Ellyse Look shares her journey as an AADP intern with us in a series of thoughtful and detailed reflections. It’s a revealing window into the everyday ups and downs and the minutiae of donor recruitment. Her diary is also testament to a truly hands-on experience, and a great example of how AADP empowers their interns with real responsibility and a space to express their views. It’s the new generation’s turn to add their voice to the conversation.
This Sunday we did a drive during the Tzu Chi Medical Outreach Summer Health Fair. It was pretty neat how they divided rooms into different areas: a waiting room, a seminar room, a clinic room, and a dental room. The staff was extremely supportive by setting up our table and directing patients to us. The majority of patients were among the older generation and primarily spoke Chinese. I definitely felt a disadvantage not knowing the language. Thankfully we had several bilingual volunteers helping. I learned that it is very important to understand the language in order to do outreach in these communities. However, another thing I noticed was that the younger generation (our target population) tended to be bilingual and a good amount of them were volunteers who already had some knowledge or background in health. This was a great advantage since most of the people who registered were in this group. In the end, the drive lasted for 7 hours and we averaged 2 registered per hour. Definitely another experience to add to my repertoire working as an intern.
July 14 & 15
This weekend was the San Jose Obon Festival. It also was the first time I ran a drive without an outreach coordinator! I had a few volunteers, but really it was a test if I could handle a drive on my own. The festival made it a very fun event, especially since we had a few young volunteers. At first some of the volunteers were pretty shy when asking people to register, but with more exposure, the volunteers became a lot more confident. The event coordinators were also very supportive of our cause. They let me make a few announcements (something I was extremely nervous about), which caused many people to come to our table. I think the main issue was that people did not know where we were located and what we were doing. Out of curiosity and word from announcements people eventually found us. By the end of each day, the group had a confident outlook on our progress and thought the “volunteering” turned into hanging out with friends while casually talking about marrow donation. I wish we had stayed longer and made announcements more frequently, but the main thing I took away from these drives was to stay determined and encourage others.

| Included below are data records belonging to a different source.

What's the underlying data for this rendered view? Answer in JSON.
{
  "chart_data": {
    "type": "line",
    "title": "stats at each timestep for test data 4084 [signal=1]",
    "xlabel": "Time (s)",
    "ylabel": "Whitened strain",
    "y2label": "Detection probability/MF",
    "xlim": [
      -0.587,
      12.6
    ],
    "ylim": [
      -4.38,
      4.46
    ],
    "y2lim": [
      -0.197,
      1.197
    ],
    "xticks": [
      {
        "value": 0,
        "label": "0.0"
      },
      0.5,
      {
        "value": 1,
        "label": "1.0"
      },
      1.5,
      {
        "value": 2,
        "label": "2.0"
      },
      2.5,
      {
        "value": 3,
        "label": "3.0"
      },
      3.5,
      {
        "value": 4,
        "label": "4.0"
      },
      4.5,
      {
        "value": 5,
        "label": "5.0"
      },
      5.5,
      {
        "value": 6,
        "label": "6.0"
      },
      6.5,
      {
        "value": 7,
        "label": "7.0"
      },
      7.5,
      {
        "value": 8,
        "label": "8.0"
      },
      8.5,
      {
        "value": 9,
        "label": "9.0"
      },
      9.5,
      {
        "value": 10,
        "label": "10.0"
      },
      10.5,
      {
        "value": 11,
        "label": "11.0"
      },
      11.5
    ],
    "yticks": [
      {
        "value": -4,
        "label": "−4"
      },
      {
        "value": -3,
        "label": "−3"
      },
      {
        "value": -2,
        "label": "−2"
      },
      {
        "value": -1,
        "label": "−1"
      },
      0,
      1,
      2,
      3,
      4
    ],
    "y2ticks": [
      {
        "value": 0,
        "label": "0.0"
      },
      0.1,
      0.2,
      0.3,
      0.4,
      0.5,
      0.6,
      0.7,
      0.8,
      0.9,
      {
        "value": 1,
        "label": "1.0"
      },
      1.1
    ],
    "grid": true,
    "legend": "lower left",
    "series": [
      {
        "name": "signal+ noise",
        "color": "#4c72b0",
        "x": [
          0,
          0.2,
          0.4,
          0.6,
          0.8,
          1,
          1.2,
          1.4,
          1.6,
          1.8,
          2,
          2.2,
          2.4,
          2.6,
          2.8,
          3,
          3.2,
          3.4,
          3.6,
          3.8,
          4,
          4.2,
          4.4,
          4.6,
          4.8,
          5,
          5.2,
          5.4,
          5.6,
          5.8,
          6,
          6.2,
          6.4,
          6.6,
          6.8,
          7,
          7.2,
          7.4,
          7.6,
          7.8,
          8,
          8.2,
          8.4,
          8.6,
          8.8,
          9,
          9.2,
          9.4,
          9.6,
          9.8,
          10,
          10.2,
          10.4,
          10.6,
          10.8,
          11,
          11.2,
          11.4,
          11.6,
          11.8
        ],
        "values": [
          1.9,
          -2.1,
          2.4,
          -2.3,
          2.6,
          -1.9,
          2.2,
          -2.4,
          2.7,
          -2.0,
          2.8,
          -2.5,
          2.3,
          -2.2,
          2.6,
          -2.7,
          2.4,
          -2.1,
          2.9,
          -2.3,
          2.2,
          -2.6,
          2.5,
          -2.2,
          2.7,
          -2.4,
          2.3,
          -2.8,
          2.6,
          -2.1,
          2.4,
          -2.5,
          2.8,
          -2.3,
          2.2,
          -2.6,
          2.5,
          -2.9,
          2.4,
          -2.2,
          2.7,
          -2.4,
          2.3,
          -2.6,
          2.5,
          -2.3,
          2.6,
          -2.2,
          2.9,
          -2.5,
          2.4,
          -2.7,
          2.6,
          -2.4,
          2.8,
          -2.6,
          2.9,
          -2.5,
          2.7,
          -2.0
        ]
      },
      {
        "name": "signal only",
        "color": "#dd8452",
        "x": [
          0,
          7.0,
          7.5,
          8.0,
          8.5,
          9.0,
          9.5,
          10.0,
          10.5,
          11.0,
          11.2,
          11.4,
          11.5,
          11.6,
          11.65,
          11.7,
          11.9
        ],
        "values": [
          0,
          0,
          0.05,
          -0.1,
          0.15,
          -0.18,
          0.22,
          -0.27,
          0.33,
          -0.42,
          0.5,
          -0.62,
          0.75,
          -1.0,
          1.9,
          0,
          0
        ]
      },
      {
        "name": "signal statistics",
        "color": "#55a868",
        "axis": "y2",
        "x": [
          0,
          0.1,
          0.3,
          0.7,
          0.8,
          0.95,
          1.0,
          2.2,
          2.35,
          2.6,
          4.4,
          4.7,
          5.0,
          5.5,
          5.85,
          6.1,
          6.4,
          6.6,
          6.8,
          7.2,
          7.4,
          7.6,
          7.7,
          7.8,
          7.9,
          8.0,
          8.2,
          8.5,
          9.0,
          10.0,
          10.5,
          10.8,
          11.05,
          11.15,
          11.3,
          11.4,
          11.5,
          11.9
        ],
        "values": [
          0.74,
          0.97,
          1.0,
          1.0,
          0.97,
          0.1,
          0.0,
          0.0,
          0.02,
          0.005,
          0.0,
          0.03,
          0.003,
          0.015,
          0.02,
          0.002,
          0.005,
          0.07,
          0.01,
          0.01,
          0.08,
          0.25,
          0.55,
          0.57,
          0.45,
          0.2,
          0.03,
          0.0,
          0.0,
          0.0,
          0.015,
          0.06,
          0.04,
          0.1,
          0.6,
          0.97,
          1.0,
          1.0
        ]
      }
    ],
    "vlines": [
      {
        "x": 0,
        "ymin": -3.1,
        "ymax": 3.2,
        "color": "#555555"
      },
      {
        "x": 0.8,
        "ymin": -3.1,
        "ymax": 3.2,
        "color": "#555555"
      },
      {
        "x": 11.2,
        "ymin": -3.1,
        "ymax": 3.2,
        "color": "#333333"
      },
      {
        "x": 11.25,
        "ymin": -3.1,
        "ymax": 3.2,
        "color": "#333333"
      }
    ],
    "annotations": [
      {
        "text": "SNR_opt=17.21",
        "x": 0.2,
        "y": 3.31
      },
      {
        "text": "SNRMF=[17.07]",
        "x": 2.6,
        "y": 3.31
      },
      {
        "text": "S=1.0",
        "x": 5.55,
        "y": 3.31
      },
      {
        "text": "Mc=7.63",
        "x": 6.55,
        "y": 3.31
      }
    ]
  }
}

Today I did a drive with James [AADP Outreach Coordinator] at the Hayward Kaiser’s Farmers Market. It was a pretty small market, but it had a steady flow of locals, as well as hospital staff. Actually many staff members came straight to our area wanting to register because they knew of someone who needed a marrow transplant. It was a breath of fresh air to hear that they knew about our program, but they also knew all the health requirements and the reasons why they are important in marrow donation. The most unfortunate part was that a good amount of interested individuals did not meet our age and health requirements. Thankfully, they were extremely understanding. Better yet, some of them were so passionate that they took fliers with them back to their department in the hospital. We ended up getting a fair amount of people registered and I was glad to work in a hospital setting. It was great knowing that donors knew exactly what I was doing and why it was important. It made my job much smoother.